10 money-saving remodel tips

by Tanner Cangelosi

In my life I’ve been blessed with many friends who set an example of a lifestyle I admire. Angie and Luke Brown are one of those couples. They have big talent for remodeling and an even bigger heart. 

I recently asked Angie to share some of her tips with 501 LIFE readers.


Find a house that has good bones — paint, lighting and hardware are cheap. 

We did everything ourselves to save cost on labor. 

We carefully deconstructed everything so that it could be repurposed or sold. We sold everything on Craigslist — old spindles, countertops, hardware, fans and fixtures.

Table  We needed a giant table to fit our space, so we built it ourselves. We are big fans of modern, rustic and industrial. We built an industrial table base out of gas pipe. The top is sanded and stained pine boards. We stained it with gray stain. 

The total cost was $300, and it seats 10-12 people.

Cabinets The existing cabinets were golden oak. We tore down the sheetrock soffit, which exposed the existing cabinet frames that extended to the ceiling. We then purchased full-length unfinished shaker cabinet doors. We painted and added inexpensive hardware from IKEA. The doors were $700. The hardware was $130. The rest of the expenses included paint, sandpaper and wood filler.

Wood and concrete floors We purchased hickory hand-scraped floors for the upper portion of our home, but did sealed concrete on the larger sunken living room because it was so much square footage to cover. 

To save money, we laid the wood floors ourselves. The concrete on the bottom portion has a unique feel because there are leaf prints stamped into the concrete from when the slab was originally poured.

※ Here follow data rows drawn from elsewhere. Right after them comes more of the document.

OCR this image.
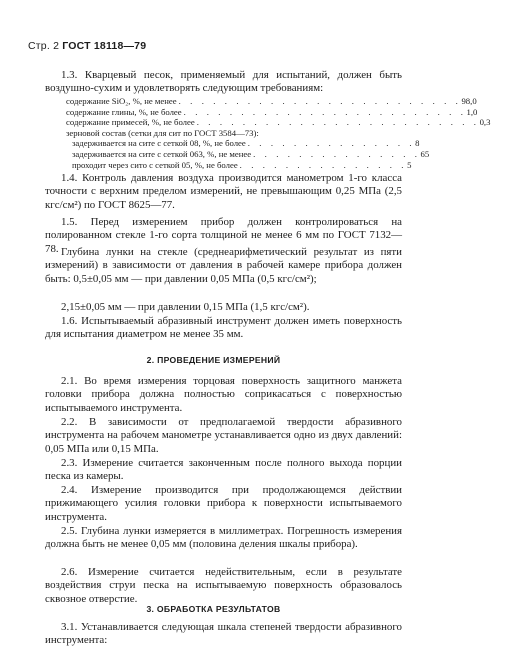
Стр. 2 ГОСТ 18118—79

1.3. Кварцевый песок, применяемый для испытаний, должен быть воздушно-сухим и удовлетворять следующим требованиям:

содержание SiO₂, %, не менее . . . . . . . . . . . . . . . . . . . . . . . . . 98,0
содержание глины, %, не более . . . . . . . . . . . . . . . . . . . . . . . . . 1,0
содержание примесей, %, не более . . . . . . . . . . . . . . . . . . . . . . . . . 0,3
зерновой состав (сетки для сит по ГОСТ 3584—73):
задерживается на сите с сеткой 08, %, не более . . . . . . . . . . . . . . . 8
задерживается на сите с сеткой 063, %, не менее . . . . . . . . . . . . . . . 65
проходит через сито с сеткой 05, %, не более . . . . . . . . . . . . . . . 5

1.4. Контроль давления воздуха производится манометром 1-го класса точности с верхним пределом измерений, не превышающим 0,25 МПа (2,5 кгс/см²) по ГОСТ 8625—77.

1.5. Перед измерением прибор должен контролироваться на полированном стекле 1-го сорта толщиной не менее 6 мм по ГОСТ 7132—78. Глубина лунки на стекле (среднеарифметический результат из пяти измерений) в зависимости от давления в рабочей камере прибора должен быть: 0,5±0,05 мм — при давлении 0,05 МПа (0,5 кгс/см²);

2,15±0,05 мм — при давлении 0,15 МПа (1,5 кгс/см²).

1.6. Испытываемый абразивный инструмент должен иметь поверхность для испытания диаметром не менее 35 мм.

2. ПРОВЕДЕНИЕ ИЗМЕРЕНИЙ

2.1. Во время измерения торцовая поверхность защитного манжета головки прибора должна полностью соприкасаться с поверхностью испытываемого инструмента.

2.2. В зависимости от предполагаемой твердости абразивного инструмента на рабочем манометре устанавливается одно из двух давлений: 0,05 МПа или 0,15 МПа.

2.3. Измерение считается законченным после полного выхода порции песка из камеры.

2.4. Измерение производится при продолжающемся действии прижимающего усилия головки прибора к поверхности испытываемого инструмента.

2.5. Глубина лунки измеряется в миллиметрах. Погрешность измерения должна быть не менее 0,05 мм (половина деления шкалы прибора).

2.6. Измерение считается недействительным, если в результате воздействия струи песка на испытываемую поверхность образовалось сквозное отверстие.

3. ОБРАБОТКА РЕЗУЛЬТАТОВ

3.1. Устанавливается следующая шкала степеней твердости абразивного инструмента:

Concrete countertops We built a form on top of the counters. We rented a concrete mixer and poured concrete into the forms. Once dry, we popped off the forms and coated the tops with epoxy.

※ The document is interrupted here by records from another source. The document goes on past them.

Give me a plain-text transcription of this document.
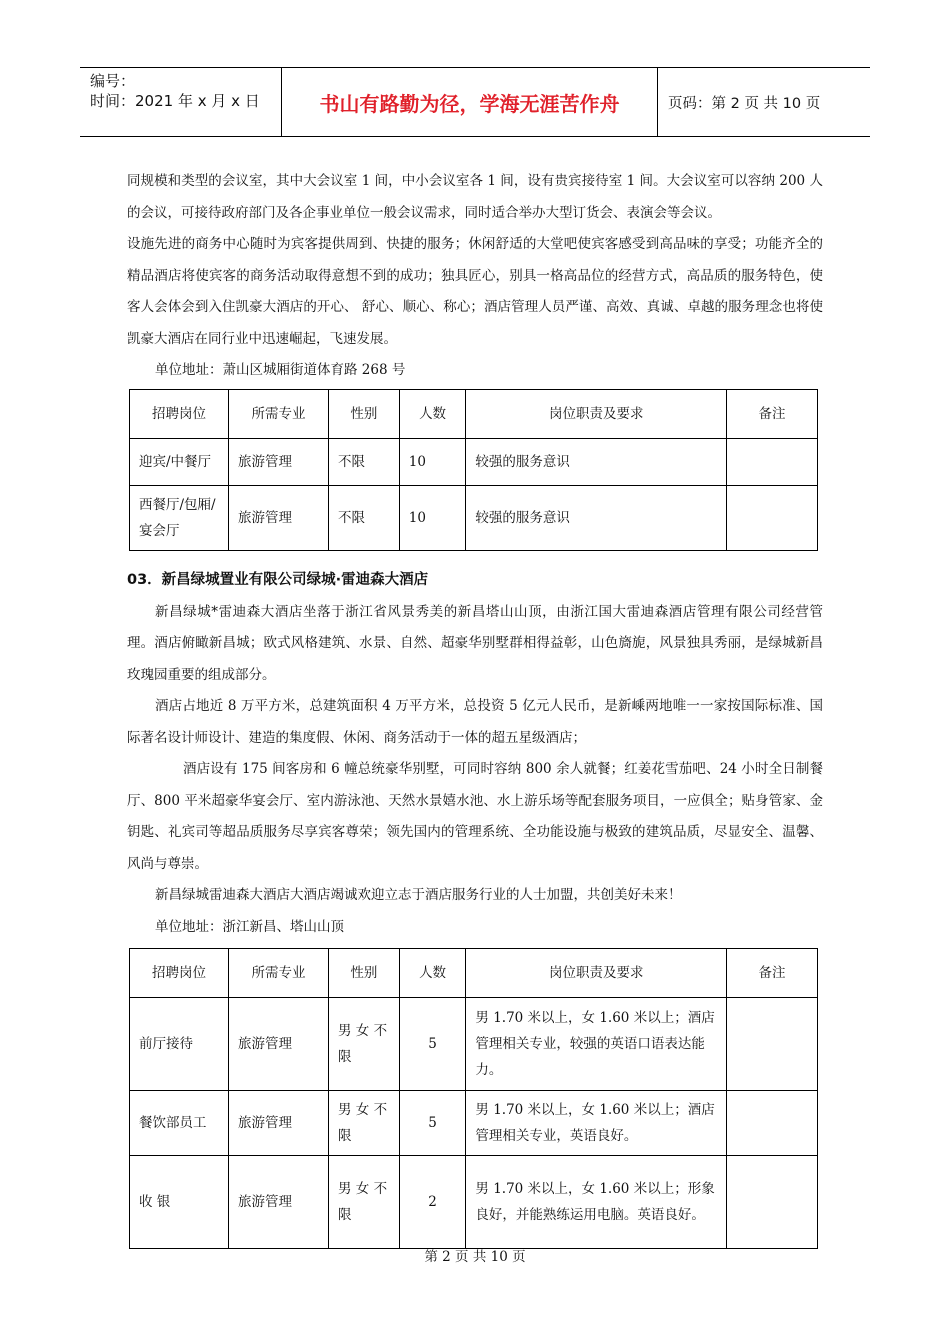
编号：
时间：2021 年 x 月 x 日	书山有路勤为径，学海无涯苦作舟	页码：第 2 页 共 10 页

同规模和类型的会议室，其中大会议室 1 间，中小会议室各 1 间，设有贵宾接待室 1 间。大会议室可以容纳 200 人的会议，可接待政府部门及各企事业单位一般会议需求，同时适合举办大型订货会、表演会等会议。

设施先进的商务中心随时为宾客提供周到、快捷的服务；休闲舒适的大堂吧使宾客感受到高品味的享受；功能齐全的精品酒店将使宾客的商务活动取得意想不到的成功；独具匠心，别具一格高品位的经营方式，高品质的服务特色，使客人会体会到入住凯豪大酒店的开心、 舒心、顺心、称心；酒店管理人员严谨、高效、真诚、卓越的服务理念也将使凯豪大酒店在同行业中迅速崛起，飞速发展。

单位地址：萧山区城厢街道体育路 268 号

招聘岗位	所需专业	性别	人数	岗位职责及要求	备注
迎宾/中餐厅	旅游管理	不限	10	较强的服务意识	
西餐厅/包厢/宴会厅	旅游管理	不限	10	较强的服务意识	
03．新昌绿城置业有限公司绿城·雷迪森大酒店

新昌绿城*雷迪森大酒店坐落于浙江省风景秀美的新昌塔山山顶，由浙江国大雷迪森酒店管理有限公司经营管理。酒店俯瞰新昌城；欧式风格建筑、水景、自然、超豪华别墅群相得益彰，山色旖旎，风景独具秀丽，是绿城新昌玫瑰园重要的组成部分。

酒店占地近 8 万平方米，总建筑面积 4 万平方米，总投资 5 亿元人民币，是新嵊两地唯一一家按国际标准、国际著名设计师设计、建造的集度假、休闲、商务活动于一体的超五星级酒店；

酒店设有 175 间客房和 6 幢总统豪华别墅，可同时容纳 800 余人就餐；红姜花雪茄吧、24 小时全日制餐厅、800 平米超豪华宴会厅、室内游泳池、天然水景嬉水池、水上游乐场等配套服务项目，一应俱全；贴身管家、金钥匙、礼宾司等超品质服务尽享宾客尊荣；领先国内的管理系统、全功能设施与极致的建筑品质，尽显安全、温馨、风尚与尊崇。

新昌绿城雷迪森大酒店大酒店竭诚欢迎立志于酒店服务行业的人士加盟，共创美好未来！

单位地址：浙江新昌、塔山山顶

招聘岗位	所需专业	性别	人数	岗位职责及要求	备注
前厅接待	旅游管理	男 女 不限	5	男 1.70 米以上，女 1.60 米以上；酒店管理相关专业，较强的英语口语表达能力。	
餐饮部员工	旅游管理	男 女 不限	5	男 1.70 米以上，女 1.60 米以上；酒店管理相关专业，英语良好。	
收 银	旅游管理	男 女 不限	2	男 1.70 米以上，女 1.60 米以上；形象良好，并能熟练运用电脑。英语良好。	
第 2 页 共 10 页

Recycled wood We deconstructed the diagonally laid Cyprus walls of the 1970s wet bar to re-create a slat wall in the entryway, as well as some chunky art frames.

Step and column  The upper dining and kitchen were separated by a spindle wall and half-rock wall. We rented a jack hammer and demolished the wall, reusing the large stones to line a neighbor’s flower beds. The spindles were sold to make farm tables. 

To finish out the separation from the upper level to the sunken living room, we built a step made from 2-by-12 pine boards. We also wrapped the existing column with 1-by-8 pine boards. We stained them with an ebony stain.

Recessed can lighting  Through the dining room and kitchen, we removed all hanging fixtures and installed can lights. We spent around $200 to light both rooms.

Carpet rugs  For the living room and three bedrooms, we simply sanded and sealed the concrete. Because concrete can be cold and uncomfortable, we decided to do oversized carpet remnants in order to customize rugs to the size of the room. We were able to purchase a large remnant for the living room that was 12-by-16 and have its edges bound for only $240. I’m not even sure we could find a rug that big, and the price is hard to beat.

Industrial ceiling fans We purchased two industrial ceiling fans online for a fraction of the cost of a nice ceiling fan. They were $60 each. If you buy a fan that doesn’t have a light kit, they are way more affordable and much better looking. We didn’t need the light kit anyway because the room already had recessed lighting.